Town of Salisbury Massachusetts
Welcome to Salisbury, MA
On September 6, 1638, Secretary of the Massachusetts Bay Colony, Simon Bradstreet, received an agreement from Governor Winthrop and the General Court giving him and eleven other men the right to begin a plantation north of the Merrimack River. This land grant included the towns of Amesbury and Merrimack, Massachusetts as well as the New Hampshire towns of Seabrook, South Hampton, Newton, Hampstead, Plaistow and Kingston.
The modern Salisbury is highly diverse geographically, encompassing square sixteen miles of farms, beach, marshlands and both residential and commercial space. As of the year 2000, nearly 90 percent of this area, or 9,200 acres, was in various types of open space. Nearly forty percent is forested, while more than a third is wetland and estuary. Ten percent is in open and agricultural land, and four percent is recreational. The Great Marsh and estuaries of the Merrimack River make up the largest linked bodies of open land.

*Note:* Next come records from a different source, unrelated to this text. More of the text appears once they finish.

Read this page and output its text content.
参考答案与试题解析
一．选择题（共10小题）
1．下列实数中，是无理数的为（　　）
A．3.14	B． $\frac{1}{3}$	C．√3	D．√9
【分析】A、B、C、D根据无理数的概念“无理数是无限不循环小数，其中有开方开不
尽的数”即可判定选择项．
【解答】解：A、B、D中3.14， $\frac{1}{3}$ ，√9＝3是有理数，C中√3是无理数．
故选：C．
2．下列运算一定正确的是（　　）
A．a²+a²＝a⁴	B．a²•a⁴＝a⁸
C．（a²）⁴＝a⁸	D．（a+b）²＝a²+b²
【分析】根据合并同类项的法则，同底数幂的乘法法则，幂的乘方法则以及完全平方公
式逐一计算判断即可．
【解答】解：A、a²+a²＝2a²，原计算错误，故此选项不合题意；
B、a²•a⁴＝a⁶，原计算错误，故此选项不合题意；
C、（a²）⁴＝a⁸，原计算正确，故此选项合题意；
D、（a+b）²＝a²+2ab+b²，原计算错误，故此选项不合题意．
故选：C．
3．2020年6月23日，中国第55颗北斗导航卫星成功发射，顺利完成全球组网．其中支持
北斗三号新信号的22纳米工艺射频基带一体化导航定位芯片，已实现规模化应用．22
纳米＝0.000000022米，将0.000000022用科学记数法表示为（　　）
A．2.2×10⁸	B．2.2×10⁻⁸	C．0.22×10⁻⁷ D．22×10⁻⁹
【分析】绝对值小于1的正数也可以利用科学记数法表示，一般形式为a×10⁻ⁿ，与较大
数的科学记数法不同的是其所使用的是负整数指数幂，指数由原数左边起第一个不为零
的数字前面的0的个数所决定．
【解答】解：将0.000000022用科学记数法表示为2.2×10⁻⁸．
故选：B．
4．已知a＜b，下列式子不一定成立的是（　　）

The Town includes four distinctly different areas: Salisbury Beach, a barrier beach with miles of beautiful sandy Atlantic Ocean beaches and salt marshes surrounding dense residential and commercial beachfront development, Salisbury Plains, featuring farms and suburban homes set in fields and rolling woodlands, Salisbury Square, a colonial village center with churches, municipal buildings and village residences, and Ring’s Island, once a colonial fishing village facing Newburyport on the Merrimack River and now supporting a neighborhood of restored antique homes and riverfront marine businesses.